No caso dos Serviços, a FecomercioSP também avalia que, para os próximos meses, será importante acompanhar se a desaceleração observada em março é um ponto fora da curva — influenciada por sazonalidades —, ou o início de um movimento mais estrutural de acomodação e desaceleração do mercado de trabalho formal.

 

Serviços em São Paulo

Na capital, o mercado de trabalho terminou os três primeiros meses do ano com 32.204 vagas, resultado de 506.815 admissões e 474.611 desligamentos. Apesar disso, houve forte desaceleração em março, quando o setor gerou apenas 3.024 novos postos. A FecomercioSP aponta que setores que vinham puxando o crescimento, como educação e serviços administrativos, apresentaram saldos negativos, indicando possível reversão ou ajuste de contratações após o início do ano.  

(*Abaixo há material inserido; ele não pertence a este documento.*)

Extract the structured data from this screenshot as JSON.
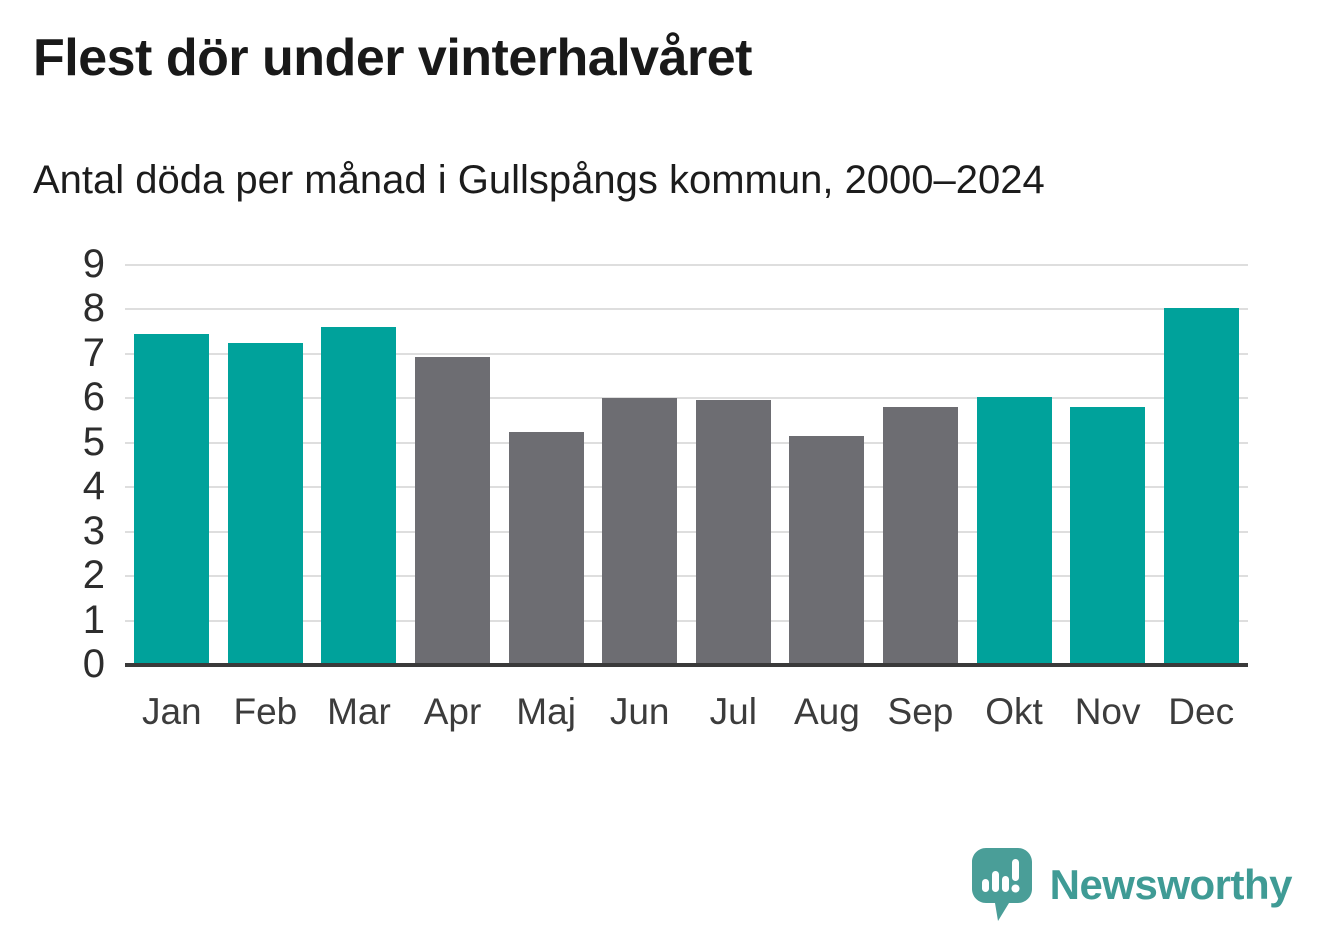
{
  "header": {
    "title": "Flest dör under vinterhalvåret",
    "subtitle": "Antal döda per månad i Gullspångs kommun, 2000–2024"
  },
  "chart_data": {
    "type": "bar",
    "title": "Flest dör under vinterhalvåret",
    "subtitle": "Antal döda per månad i Gullspångs kommun, 2000–2024",
    "categories": [
      "Jan",
      "Feb",
      "Mar",
      "Apr",
      "Maj",
      "Jun",
      "Jul",
      "Aug",
      "Sep",
      "Okt",
      "Nov",
      "Dec"
    ],
    "values": [
      7.44,
      7.24,
      7.6,
      6.92,
      5.24,
      6.0,
      5.96,
      5.16,
      5.8,
      6.04,
      5.8,
      8.04
    ],
    "bar_colors": [
      "#00a29b",
      "#00a29b",
      "#00a29b",
      "#6d6d72",
      "#6d6d72",
      "#6d6d72",
      "#6d6d72",
      "#6d6d72",
      "#6d6d72",
      "#00a29b",
      "#00a29b",
      "#00a29b"
    ],
    "highlight_color": "#00a29b",
    "base_color": "#6d6d72",
    "xlabel": "",
    "ylabel": "",
    "ylim": [
      0,
      9
    ],
    "yticks": [
      0,
      1,
      2,
      3,
      4,
      5,
      6,
      7,
      8,
      9
    ],
    "grid": true,
    "gridline_color": "#dedede",
    "axis_line_color": "#3a3a3a",
    "legend_position": "none"
  },
  "footer": {
    "logo_text": "Newsworthy",
    "logo_color": "#3f9b95",
    "logo_icon_color": "#4a9e98"
  }
}
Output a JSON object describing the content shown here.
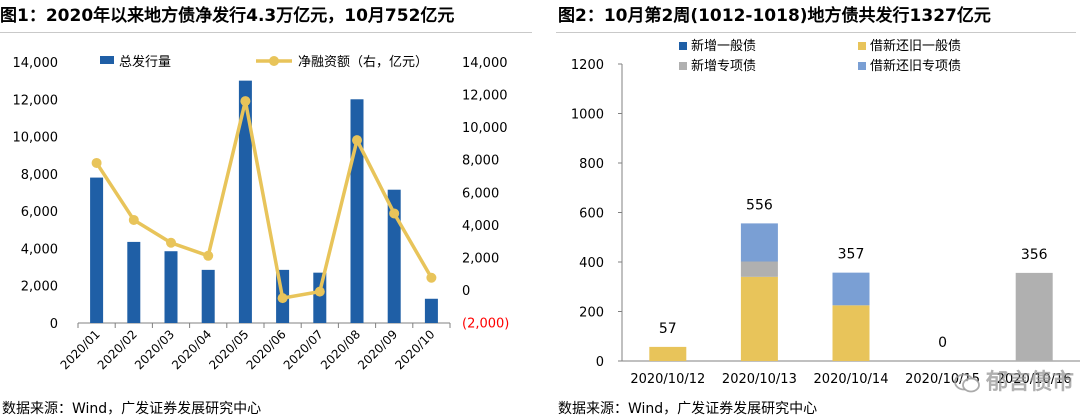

Por outro lado, saúde, transporte e serviços profissionais mantiveram expansão, mesmo que em menor intensidade, sendo os principais responsáveis por evitar um saldo ainda menor. Segmentos como artes e cultura também apresentaram dinamismo, sugerindo continuidade da retomada presencial de eventos. A capital paulista mostra um perfil de retração mais acentuada do que o Estado, reforçando a necessidade de atenção com os setores mais sensíveis a oscilações de demanda e custos operacionais. 

 

Nota metodológica

A Pesquisa de Emprego no Estado de São Paulo (PESP) passou por reformulação em sua metodologia e, agora, analisa o nível de emprego celetista do comércio e serviços do Estado de São Paulo a partir de dados do novo Cadastro Geral de Empregados e Desempregados (Caged), elaborado pelo Ministério do Trabalho – passando a se chamar PESP de Comércio e Serviços.